Öğle yemeği için mutlaka yerel bir restoran veya kafe tercih edilmelidir. Pastizzi adlı geleneksel Maltalı börekleri veya deniz mahsulleri ile dolu bir tabak, lezzetli bir öğle yemeği sunar.
Öğleden Sonra :
- Mdina ve Rabat
Valletta’dan kısa bir araba yolculuğuyla, adanın eski başkenti Mdina’ya ulaşabilirsiniz. Mdina, dar ve dolambaçlı sokakları, sessiz atmosferi ve tarihi yapıları ile ünlü bir yerdir. Mdina’nın surlarında yürüyüş yapmak ve şehrin sakinliğini hissetmek, adanın tarihi ve kültürel derinliğini keşfetmek için mükemmel bir fırsattır. Mdina’nın hemen dışında bulunan Rabat’ta, Aziz Paul’un Mağarası ve Aziz Agatha’nın Katakompları ziyaret edilebilecek ünlü yerlerden bazılarıdır. Bu yerler, Malta’nın Hristiyanlık tarihine dair önemli ipuçları sunar.
Akşamüstü :
- Dingli Uçurumları ve Denizin Tadını Çıkarmak
Rabat’tan kısa bir mesafede yer alan Dingli Uçurumları, Malta’nın en yüksek noktalarından biridir. Akşamüstü buraya varmak, denizin ve uçurumların oluşturduğu büyüleyici manzarayı görmek için en uygun zamandır. Dingli Uçurumları’nda kısa bir yürüyüş ve fotoğraf molasının ardından, denize girmek isteyenler için Golden Bay veya Mellieħa Koyu gibi güzel plajlardan birine gitmeleri tavsiye edilmektedir. Akdeniz’in sıcak sularında yüzmek ve güneşin tadını çıkarmak, ilk günün yorgunluğunu alacaktır.
Akşam :
- Marsaxlokk’ta Akşam Yemeği
Akşam yemeği için Marsaxlokk balıkçı köyü ideal bir tercihtir. Renkli balıkçı tekneleri ve deniz kenarındaki restoranları ile ünlü bu köyde, taze deniz ürünlerinden oluşan bir akşam yemeği yemek unutulmaz bir deneyim sunar. Lampuki balığı ve yerel şaraplar eşliğinde yenen yemek, Malta’nın gastronomik zenginliğini keşfetme fırsatı vermektedir.
Gece:
- Valletta’ya Dönüş ve Gece Yürüyüşü
Günün sonunda Valletta’ya döndüğünüzde şehirde kesinlikle kısa bir gece yürüyüşü yapılmalıdır. Valletta’nın tarihi sokakları ve aydınlatılmış binaları, gece ayrı bir güzellik sunduğu için mutlaka deneyimlenmelidir. Republic Street ve Merchant Street boyunca yürüyerek, günün yorgunluğunu atarken, şehrin gece atmosferinin tadı çıkarmanızı sağlayacaktır.

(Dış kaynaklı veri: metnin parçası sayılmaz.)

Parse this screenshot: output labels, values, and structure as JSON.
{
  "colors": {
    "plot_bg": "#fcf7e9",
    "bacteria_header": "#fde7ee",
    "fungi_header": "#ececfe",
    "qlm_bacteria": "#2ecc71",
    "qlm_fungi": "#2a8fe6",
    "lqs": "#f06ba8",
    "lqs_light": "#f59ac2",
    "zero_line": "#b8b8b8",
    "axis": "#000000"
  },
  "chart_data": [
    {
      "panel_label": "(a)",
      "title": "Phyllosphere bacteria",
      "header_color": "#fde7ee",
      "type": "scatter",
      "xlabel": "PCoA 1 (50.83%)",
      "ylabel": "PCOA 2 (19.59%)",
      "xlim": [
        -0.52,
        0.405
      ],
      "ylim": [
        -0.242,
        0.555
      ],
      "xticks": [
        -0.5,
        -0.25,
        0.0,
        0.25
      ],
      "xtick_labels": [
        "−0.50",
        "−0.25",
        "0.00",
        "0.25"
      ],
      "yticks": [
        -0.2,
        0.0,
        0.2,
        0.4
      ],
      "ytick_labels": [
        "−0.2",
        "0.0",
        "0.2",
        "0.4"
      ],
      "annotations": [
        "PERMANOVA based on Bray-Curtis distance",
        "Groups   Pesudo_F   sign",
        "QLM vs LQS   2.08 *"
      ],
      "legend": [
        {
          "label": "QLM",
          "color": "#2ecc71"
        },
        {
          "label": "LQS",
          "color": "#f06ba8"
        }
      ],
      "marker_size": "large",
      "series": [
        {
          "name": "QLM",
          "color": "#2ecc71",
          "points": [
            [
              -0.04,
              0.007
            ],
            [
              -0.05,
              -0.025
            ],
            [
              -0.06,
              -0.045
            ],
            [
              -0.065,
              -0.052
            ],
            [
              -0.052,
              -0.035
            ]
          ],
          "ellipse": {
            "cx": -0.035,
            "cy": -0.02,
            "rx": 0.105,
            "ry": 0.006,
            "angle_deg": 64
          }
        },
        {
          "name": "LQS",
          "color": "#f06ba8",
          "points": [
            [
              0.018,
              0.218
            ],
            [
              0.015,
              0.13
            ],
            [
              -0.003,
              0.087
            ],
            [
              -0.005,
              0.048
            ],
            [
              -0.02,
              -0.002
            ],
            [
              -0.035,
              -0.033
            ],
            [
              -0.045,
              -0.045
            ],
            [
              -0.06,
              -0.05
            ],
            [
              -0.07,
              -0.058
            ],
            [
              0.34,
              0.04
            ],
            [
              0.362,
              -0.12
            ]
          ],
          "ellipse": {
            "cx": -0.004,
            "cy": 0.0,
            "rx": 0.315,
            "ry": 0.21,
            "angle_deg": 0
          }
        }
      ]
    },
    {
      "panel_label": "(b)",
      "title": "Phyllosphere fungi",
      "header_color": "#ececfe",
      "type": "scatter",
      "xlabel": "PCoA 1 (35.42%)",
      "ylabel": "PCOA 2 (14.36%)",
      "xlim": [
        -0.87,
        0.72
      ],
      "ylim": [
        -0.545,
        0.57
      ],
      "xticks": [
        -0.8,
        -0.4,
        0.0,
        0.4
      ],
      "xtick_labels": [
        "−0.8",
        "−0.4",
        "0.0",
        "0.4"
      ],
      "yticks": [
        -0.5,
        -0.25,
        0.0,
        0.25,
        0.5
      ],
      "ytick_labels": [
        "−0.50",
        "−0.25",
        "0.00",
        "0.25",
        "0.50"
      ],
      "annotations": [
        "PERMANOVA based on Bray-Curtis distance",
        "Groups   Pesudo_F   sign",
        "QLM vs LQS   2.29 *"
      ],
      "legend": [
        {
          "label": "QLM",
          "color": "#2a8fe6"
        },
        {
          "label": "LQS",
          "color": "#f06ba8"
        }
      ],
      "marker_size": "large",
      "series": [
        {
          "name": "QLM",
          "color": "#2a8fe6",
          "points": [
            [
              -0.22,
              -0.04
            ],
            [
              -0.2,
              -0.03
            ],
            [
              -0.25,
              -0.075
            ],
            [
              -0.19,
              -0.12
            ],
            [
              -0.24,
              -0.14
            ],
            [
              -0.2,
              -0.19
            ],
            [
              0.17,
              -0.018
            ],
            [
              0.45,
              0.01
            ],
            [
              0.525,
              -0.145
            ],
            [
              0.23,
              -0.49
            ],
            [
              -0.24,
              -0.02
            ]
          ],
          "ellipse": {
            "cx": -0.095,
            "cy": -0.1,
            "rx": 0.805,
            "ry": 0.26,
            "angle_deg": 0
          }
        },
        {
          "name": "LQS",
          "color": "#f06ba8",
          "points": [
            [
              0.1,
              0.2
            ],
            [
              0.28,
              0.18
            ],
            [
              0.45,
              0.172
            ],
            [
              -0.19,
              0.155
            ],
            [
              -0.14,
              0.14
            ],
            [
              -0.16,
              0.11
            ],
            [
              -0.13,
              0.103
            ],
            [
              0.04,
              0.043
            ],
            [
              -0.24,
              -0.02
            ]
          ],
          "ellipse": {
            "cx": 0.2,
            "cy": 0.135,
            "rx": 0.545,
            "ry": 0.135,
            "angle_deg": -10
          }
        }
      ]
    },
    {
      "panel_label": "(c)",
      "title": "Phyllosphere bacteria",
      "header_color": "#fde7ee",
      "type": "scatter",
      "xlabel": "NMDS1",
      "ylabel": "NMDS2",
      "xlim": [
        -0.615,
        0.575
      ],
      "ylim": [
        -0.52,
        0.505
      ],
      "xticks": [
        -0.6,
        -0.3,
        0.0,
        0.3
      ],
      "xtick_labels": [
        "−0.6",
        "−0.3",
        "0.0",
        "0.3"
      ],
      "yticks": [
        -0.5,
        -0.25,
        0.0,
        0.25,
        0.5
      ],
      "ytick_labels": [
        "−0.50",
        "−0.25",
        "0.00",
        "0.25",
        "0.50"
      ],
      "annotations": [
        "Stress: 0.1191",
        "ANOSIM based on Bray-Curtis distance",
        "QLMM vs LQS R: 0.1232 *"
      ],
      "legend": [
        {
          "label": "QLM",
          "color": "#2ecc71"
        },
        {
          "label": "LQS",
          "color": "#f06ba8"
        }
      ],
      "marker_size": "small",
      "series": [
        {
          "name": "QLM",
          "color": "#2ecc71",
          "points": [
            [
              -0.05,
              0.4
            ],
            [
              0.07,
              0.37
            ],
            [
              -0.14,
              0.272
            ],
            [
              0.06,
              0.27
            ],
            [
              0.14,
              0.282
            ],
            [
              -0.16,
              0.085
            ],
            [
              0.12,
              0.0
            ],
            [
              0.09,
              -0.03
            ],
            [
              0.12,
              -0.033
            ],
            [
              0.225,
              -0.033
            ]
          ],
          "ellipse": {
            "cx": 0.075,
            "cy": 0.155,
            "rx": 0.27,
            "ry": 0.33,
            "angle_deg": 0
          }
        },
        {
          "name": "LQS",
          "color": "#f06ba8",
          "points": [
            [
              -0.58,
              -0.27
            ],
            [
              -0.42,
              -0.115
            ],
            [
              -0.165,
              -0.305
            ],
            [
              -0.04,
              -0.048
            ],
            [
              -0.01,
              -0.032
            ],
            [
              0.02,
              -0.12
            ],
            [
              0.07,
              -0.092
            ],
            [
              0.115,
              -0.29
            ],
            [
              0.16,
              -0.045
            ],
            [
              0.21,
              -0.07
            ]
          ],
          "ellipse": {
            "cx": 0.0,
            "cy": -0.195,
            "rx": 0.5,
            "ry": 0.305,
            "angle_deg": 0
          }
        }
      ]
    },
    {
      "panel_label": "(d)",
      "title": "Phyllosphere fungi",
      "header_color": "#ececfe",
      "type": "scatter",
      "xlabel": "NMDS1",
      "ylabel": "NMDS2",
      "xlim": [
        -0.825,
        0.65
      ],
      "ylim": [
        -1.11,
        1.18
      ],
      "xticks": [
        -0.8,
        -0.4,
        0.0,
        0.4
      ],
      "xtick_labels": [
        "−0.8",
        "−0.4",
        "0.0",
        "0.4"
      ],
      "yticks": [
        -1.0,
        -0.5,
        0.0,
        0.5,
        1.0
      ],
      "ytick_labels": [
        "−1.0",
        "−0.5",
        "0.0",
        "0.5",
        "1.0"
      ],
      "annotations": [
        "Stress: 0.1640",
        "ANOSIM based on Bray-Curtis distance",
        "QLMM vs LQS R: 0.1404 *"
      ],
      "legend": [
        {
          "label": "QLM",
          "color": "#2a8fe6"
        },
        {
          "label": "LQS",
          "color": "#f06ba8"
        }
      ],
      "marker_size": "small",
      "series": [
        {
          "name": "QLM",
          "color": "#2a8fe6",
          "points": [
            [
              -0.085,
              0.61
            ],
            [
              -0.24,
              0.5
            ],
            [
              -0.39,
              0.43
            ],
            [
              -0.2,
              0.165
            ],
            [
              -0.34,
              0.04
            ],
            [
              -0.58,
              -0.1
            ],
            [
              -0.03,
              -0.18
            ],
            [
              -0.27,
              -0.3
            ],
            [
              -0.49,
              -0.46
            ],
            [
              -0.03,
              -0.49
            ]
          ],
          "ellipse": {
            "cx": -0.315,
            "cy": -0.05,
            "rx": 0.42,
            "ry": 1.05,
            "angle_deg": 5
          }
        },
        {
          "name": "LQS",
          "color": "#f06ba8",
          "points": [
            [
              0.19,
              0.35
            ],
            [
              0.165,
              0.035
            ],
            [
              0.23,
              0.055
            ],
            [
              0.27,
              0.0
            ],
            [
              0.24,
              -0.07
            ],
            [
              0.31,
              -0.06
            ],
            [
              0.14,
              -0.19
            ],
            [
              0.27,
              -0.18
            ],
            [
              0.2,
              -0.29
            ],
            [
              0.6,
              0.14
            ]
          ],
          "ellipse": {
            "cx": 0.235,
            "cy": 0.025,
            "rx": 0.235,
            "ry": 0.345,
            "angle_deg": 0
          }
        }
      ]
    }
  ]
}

Malta’da ilk gün, tarihi ve doğal güzelliklerin keşfi ile dolu bir maceradır. Adanın zengin kültürel mirası ve sıcak Akdeniz atmosferi, ziyaretçilere unutulmaz anılar bırakmaktadır.
Malta Görülmeye Değer Yerler
Malta’da geçirdiğiniz ilk günün ardından sizler bekleyen birbirinden harika görülmeyi bekleyen yerler aşağıdaki gibidir;
İşte Malta'da gezilecek yerler
1. Valletta
Malta'nın başkenti Valletta, UNESCO Dünya Mirası Listesi'nde yer alan bir şehirdir. Barok mimarisi, tarihi binaları ve müzeleriyle ziyaretçileri büyüler.
- Aziz John Katedrali
- Büyük Usta Sarayı
- Upper Barrakka Bahçeleri
2. Mdina
Malta'nın eski başkenti olan Mdina, "Sessiz Şehir" olarak bilinir ve dar sokakları, tarihi binaları ile ziyaretçileri büyüler.
- Mdina Katedrali
- Mdina Surları
3. Rabat
Mdina'nın hemen dışında yer alan Rabat, tarihi ve kültürel açıdan zengin bir bölgedir.
- Aziz Paul Mağarası
- Aziz Agatha Katakompları
4. Marsaxlokk
Bu pitoresk balıkçı köyü, renkli tekneleri (luzzu) ve taze deniz ürünleriyle ünlüdür.
- Marsaxlokk Pazarı
- Saint Peter's Pool
5. Gozo Adası
Malta'nın ikinci büyük adası olan Gozo, doğal güzellikleri ve tarihi yerleri ile ünlüdür.
- Victoria
- Azure Penceresi: Doğal bir kemer olan bu yer, Gozo'nun simgelerindendi, ancak ne yazık ki 2017 yılında çökmüştür. Yine de bölgedeki diğer doğal güzellikler görülmeye değerdir.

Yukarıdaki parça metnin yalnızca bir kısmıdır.